Day Five of our tour and we visited Kelly Ingram Park in Birmingham, Alabama. The park occupies a central location in the city’s civil rights history. It sits across the street from the Birmingham Civil Rights Institute. Nearby the park is 16th Avenue Baptist Church and the Gaston Motel. The park itself is (in)famous as the site where uniformed officers and firefighters confronted peaceful protesters with dogs and water hoses. Walking amid these sites, the location of pivotal events in the country’s history, I felt something akin to a heavy emotional gravity weighing on me.
Today, the park bears a subtitle, “A Place of Revolution and Reconciliation.” The park’s walkways are lined with plaques and statues. Historical plaques share information and statues memorialize iconic moments from the campaign to desegregate the city. These statues are arranged in such a way along the park’s path that visitors cannot avoid confronting lunging dogs and jailhouse bars. The uncompromising presence of the statues presents a visceral lesson in the power of the police to terrorize citizens.
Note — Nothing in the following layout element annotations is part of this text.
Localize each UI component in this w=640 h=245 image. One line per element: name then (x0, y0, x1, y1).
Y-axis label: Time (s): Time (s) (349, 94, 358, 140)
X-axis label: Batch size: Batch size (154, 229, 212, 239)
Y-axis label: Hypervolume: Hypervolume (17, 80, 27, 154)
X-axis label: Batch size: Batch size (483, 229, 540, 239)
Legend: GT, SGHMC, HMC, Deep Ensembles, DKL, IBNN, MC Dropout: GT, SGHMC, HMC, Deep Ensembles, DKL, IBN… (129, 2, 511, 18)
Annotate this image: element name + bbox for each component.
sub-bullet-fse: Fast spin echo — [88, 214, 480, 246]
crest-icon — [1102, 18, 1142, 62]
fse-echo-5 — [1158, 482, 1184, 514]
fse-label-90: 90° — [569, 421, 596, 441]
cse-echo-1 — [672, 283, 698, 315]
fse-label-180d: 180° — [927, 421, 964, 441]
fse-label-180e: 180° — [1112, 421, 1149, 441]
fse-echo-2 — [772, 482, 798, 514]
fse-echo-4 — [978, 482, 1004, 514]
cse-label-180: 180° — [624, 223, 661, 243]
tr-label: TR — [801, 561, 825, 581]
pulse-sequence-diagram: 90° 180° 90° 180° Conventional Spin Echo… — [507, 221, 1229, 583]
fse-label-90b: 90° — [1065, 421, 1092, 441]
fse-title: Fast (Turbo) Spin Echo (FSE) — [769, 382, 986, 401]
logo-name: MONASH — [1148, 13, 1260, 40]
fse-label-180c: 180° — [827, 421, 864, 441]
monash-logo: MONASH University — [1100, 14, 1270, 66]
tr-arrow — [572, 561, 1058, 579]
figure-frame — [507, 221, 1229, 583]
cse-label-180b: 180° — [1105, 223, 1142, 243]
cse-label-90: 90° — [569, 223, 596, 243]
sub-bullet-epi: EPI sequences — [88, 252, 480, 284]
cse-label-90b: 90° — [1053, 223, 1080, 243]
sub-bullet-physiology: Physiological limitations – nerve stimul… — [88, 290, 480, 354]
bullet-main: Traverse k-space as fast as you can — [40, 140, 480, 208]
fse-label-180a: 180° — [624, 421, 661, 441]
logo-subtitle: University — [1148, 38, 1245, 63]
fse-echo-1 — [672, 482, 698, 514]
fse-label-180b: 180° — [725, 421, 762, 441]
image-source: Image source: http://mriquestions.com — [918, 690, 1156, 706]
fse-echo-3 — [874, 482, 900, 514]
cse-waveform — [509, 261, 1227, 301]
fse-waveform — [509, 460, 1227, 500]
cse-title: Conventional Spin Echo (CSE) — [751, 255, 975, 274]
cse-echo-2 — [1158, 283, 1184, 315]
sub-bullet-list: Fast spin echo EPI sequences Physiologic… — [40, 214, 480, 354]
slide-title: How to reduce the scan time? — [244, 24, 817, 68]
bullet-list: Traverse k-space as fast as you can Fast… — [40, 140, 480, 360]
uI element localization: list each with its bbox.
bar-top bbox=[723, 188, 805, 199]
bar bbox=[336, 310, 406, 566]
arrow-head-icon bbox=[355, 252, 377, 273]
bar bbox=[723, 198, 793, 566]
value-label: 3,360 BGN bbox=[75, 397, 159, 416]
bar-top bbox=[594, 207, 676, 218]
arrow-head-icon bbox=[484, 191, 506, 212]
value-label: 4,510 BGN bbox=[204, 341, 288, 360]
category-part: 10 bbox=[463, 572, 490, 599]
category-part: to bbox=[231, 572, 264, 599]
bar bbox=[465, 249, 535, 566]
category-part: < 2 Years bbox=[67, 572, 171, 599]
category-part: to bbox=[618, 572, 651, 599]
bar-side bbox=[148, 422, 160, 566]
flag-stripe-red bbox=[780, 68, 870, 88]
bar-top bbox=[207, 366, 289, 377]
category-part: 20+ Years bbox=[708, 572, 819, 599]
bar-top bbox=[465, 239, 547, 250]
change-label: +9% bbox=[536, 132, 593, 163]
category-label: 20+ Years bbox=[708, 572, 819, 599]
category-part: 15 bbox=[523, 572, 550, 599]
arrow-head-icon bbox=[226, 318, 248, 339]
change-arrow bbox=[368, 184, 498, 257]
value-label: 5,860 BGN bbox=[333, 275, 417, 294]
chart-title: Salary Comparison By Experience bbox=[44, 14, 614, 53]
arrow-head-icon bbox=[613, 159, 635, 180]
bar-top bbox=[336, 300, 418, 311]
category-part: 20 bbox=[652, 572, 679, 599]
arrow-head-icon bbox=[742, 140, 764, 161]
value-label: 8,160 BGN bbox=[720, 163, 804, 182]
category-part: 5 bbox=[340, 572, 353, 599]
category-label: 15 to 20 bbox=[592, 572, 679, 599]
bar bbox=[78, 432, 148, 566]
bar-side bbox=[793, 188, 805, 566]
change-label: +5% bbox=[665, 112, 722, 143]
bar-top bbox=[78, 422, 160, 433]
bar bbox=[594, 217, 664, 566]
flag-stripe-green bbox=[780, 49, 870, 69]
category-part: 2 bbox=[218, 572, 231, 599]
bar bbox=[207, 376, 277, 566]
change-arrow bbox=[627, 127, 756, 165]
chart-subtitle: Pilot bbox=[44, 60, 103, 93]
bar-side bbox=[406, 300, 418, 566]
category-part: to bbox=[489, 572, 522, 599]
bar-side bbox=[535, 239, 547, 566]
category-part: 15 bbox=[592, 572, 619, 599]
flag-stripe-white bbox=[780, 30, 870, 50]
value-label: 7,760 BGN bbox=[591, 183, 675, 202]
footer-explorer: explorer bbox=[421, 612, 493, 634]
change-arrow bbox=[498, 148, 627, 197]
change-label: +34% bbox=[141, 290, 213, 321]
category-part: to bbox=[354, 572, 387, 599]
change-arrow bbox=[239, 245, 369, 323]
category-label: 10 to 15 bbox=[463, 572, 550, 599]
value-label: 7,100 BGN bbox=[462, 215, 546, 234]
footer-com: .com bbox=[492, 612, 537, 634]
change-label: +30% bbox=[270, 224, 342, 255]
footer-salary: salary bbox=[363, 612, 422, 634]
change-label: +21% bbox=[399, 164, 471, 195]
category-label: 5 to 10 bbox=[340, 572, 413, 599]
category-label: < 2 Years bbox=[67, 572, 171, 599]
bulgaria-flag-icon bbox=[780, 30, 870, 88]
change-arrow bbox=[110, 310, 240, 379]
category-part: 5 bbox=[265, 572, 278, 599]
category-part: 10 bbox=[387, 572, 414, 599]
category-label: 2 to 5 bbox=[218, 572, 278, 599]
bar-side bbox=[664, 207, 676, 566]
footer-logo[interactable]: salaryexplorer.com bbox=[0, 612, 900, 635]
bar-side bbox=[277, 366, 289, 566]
It’s a cliche that history books (and museums) are written by the winners. The manifest reality of Kelly Ingram Park’s statuary and plaques clearly proves who won! Through their courage and sacrifice, African Americans in Birmingham composed a scathing indictment of state-sanctioned terror and the corruption of racism. The winner’s history book, unfortunately, is far from finished. The painful reality of police violence indicates that Birmingham was a single chapter in what will apparently be a much longer book. There’s more writing to be done.